PSCA’s continued legislative success comes from taking positions based on the best interests of plan sponsors and their participants; supporting those positions with credible arguments; and staying focused on our goals, working for their accomplishment every day, even when there is no end in sight. PSCA has not accepted legislative setbacks as permanent but instead redoubles its efforts to reverse them. 

The damage done to the defined contribution system by the revenue acts passed in the 1980s is far more significant than most realize. I believe that hundreds of billions of dollars were not saved for retirement because these changes drastically lowered contribution limits and straight-jacketed plan design flexibility. For example, traditional cash and deferred profit sharing plans that 401(k) was passed to preserve were virtually wiped out. 

In the early 1990s, PSCA began its effort to reverse the previous decade’s legislative decisions. We were able to get our changes included in EGTRRA, but plan sponsors could not count on them for the long term. Now they can. 
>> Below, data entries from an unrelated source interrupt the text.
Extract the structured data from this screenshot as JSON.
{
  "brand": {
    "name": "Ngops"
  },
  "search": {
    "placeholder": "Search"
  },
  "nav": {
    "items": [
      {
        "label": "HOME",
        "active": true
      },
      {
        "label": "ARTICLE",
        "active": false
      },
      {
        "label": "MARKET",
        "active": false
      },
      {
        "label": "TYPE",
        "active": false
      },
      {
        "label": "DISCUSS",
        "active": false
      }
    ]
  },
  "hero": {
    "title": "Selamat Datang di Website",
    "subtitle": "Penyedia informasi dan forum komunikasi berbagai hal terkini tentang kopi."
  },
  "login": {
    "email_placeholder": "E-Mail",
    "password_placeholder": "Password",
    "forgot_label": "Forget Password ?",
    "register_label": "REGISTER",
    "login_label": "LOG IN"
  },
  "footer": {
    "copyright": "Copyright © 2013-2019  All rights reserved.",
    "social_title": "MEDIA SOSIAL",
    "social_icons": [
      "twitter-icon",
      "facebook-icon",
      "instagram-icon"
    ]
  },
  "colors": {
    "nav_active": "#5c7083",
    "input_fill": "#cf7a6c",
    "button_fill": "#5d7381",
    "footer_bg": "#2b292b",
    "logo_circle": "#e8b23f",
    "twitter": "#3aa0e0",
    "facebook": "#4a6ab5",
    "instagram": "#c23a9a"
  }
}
PSCA has long recognized the need to reach out in a special way to lower-paid workers if we are to make them savers. When President Clinton proposed his Universal Savings Accounts in 1999, PSCA saw an opportunity to address this unique community of non-savers and worked with policy makers to develop what is now termed the Saver’s Credit. Unfortunately, it was due to sunset this year, and little was made of it. Fortunately it is now permanent, and I foresee that most of the 10 million workers eligible will soon be saving for retirement. 

There was a collective gasp at our conference in the 1996 when Karen Barnes said that McDonald’s Corporation was automatically enrolling its employees in the company’s 401(k) plan. This bold innovation is now seen as the future of the defined contribution system. Since then, PSCA has worked to identify best practices and remove barriers so that automatic enrollment could prosper. PSCA began to lay the groundwork for the changes in HR 4 even before legislative staffers knew what automatic enrollment was. 

In any large system, there are different views and interests. PSCA unifies defined contribution plan interests around goals that are best for those we are serving. We then work every day unswervingly toward their accomplishment. For nearly 60 years this has been a recipe for success.